The Court also notes that the law firm's claims on its website that "getting control of the facts" and then utilizing an "Emmy-winning media team" to "give your qui tam whistleblower case unparalleled authority," in conjunction with other comments, could arguably be subject to scrutiny under the Florida Bar advertising guidelines. See Rules 4-7.13, 4-7.14, and 4-7.15 of the Rules Regulating the Florida Bar. The Court makes no finding in this regard, but notes that it is Relators' counsel's duty to ensure compliance of its advertising efforts on its website and social media with the Florida Bar. See Rule 4-7.19 of the Rules Regulating the Florida Bar. --------
Based on the foregoing, it is hereby ORDERED as follows:
1. Defendants' Motion for a Protective Order [DE 79] is DENIED WITHOUT PREJUDICE to Defendants having the ability to renew their motion closer to trial in this case if Defendants have a good-faith basis to do so.

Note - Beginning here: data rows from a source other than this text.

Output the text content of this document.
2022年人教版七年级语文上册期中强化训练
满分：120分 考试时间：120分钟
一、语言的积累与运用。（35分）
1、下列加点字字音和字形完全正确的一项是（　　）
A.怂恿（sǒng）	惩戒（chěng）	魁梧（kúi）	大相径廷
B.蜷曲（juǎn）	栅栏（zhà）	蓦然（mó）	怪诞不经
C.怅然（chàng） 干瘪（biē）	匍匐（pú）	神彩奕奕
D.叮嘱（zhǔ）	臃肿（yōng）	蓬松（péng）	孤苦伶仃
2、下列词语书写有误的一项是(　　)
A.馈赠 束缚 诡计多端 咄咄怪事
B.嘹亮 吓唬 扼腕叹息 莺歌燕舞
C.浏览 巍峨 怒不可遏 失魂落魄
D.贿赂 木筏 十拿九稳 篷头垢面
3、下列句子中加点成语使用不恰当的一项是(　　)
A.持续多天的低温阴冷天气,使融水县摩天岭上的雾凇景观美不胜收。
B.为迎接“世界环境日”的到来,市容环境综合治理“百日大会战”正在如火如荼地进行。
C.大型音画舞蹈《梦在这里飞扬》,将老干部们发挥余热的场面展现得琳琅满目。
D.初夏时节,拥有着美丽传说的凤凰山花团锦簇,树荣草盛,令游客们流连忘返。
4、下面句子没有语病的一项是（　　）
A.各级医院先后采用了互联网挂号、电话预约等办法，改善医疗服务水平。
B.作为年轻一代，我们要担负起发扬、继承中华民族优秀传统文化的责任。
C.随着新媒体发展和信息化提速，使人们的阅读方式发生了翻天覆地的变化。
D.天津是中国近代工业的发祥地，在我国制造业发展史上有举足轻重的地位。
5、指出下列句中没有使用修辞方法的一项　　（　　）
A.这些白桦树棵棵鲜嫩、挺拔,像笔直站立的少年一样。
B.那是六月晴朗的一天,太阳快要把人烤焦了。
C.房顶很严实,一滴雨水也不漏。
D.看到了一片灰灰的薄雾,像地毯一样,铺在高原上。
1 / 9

2. Counsel for all parties in this case are directed to strictly abide by the letter and spirit of Local Rule 77.2 and the Rules Regulating the Florida Bar in this case. All counsel are hereby advised that the Court will be strictly enforcing Local Rule 77.2 on an ongoing
basis, and any violation of the Local Rule may result in contempt proceedings and further sanctions.
DONE and ORDERED in Chambers at West Palm Beach, Palm Beach County, Florida, this 25th day of January, 2019.